Under his plan, every citizen would be automatically registered to vote at 18. Each county clerk would mail out a coded ballot to every citizen residing in their county. The voter must have the marked ballot postmarked or placed in a drop box by the day of the election to be counted. All mailings would be treated as priority mail by the Postal System.
“Think of the millions of dollars and the tons of grief that can be saved by making the electoral system truly democratic and truly fair,” Lehmann said.
Occupation: Information technology consultant.
Education: Studied architecture at The Ohio State University and mathematics at the University of Cincinnati.
Campaign website: paulvenable.org/index.html
Background: Candidate for Idaho lieutenant governor in 2010; candidate for Idaho House of Representatives in 2008; member of the Executive Committee of the Constitution Party of Utah in 2004; delegate to the Continental Congress of 2009, according to Project Votesmart.

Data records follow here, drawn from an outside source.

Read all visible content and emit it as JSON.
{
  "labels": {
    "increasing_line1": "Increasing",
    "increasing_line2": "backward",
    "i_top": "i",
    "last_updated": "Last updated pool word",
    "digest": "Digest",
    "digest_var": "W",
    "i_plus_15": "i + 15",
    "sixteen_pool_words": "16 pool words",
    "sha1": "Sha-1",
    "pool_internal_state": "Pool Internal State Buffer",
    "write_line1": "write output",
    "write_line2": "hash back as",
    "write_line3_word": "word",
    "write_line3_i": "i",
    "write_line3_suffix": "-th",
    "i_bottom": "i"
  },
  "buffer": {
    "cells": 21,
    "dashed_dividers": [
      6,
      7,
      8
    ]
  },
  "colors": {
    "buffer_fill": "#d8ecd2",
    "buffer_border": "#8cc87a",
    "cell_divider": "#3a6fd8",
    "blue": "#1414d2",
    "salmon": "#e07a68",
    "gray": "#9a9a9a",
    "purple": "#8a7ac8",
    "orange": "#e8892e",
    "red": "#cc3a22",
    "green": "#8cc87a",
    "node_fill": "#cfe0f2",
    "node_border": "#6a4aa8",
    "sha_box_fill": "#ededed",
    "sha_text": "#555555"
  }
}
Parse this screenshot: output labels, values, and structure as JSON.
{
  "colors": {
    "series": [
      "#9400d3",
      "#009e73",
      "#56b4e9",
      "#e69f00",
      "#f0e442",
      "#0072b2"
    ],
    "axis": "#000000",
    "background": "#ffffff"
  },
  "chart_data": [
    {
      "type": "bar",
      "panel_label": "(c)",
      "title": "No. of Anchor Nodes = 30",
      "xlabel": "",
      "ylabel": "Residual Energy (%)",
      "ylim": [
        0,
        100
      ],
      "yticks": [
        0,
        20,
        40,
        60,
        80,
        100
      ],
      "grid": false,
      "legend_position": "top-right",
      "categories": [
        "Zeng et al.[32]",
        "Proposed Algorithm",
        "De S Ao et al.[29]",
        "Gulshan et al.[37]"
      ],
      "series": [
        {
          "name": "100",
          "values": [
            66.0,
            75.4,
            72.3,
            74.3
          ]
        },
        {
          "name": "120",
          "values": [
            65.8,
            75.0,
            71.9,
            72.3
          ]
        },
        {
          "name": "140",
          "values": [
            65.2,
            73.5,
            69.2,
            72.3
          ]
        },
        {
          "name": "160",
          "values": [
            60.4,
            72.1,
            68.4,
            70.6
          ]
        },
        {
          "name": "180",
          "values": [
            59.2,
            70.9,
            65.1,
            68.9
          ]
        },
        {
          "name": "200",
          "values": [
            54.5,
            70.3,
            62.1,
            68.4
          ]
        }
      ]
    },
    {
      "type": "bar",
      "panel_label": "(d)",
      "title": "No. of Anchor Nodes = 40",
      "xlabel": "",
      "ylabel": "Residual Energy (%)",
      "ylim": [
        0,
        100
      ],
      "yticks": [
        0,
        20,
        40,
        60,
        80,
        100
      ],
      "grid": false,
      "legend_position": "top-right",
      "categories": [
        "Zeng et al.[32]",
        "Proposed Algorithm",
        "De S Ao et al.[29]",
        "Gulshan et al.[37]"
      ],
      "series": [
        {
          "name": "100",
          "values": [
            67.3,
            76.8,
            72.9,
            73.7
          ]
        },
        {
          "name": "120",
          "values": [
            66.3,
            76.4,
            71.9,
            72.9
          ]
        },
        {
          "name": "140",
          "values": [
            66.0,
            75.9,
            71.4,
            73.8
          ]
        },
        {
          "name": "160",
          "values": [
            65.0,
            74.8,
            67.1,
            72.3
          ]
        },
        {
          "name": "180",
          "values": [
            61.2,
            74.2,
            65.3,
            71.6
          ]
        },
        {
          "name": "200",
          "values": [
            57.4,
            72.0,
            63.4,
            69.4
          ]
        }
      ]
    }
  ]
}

Venable and his wife have organized public and private forums to teach the principles of liberty and what they view as the proper role of government through the Constitution and the Declaration of Independence, according to his website.
He says on his Facebook page that he believes in the power of spiritual belief. “All despotic regimes have rejected God and His will. If we are to survive in America, as Americans, we need to have a spiritual revival on a mass scale,” he said.
He says citizens need to ensure that government at every level is the servant and not the master.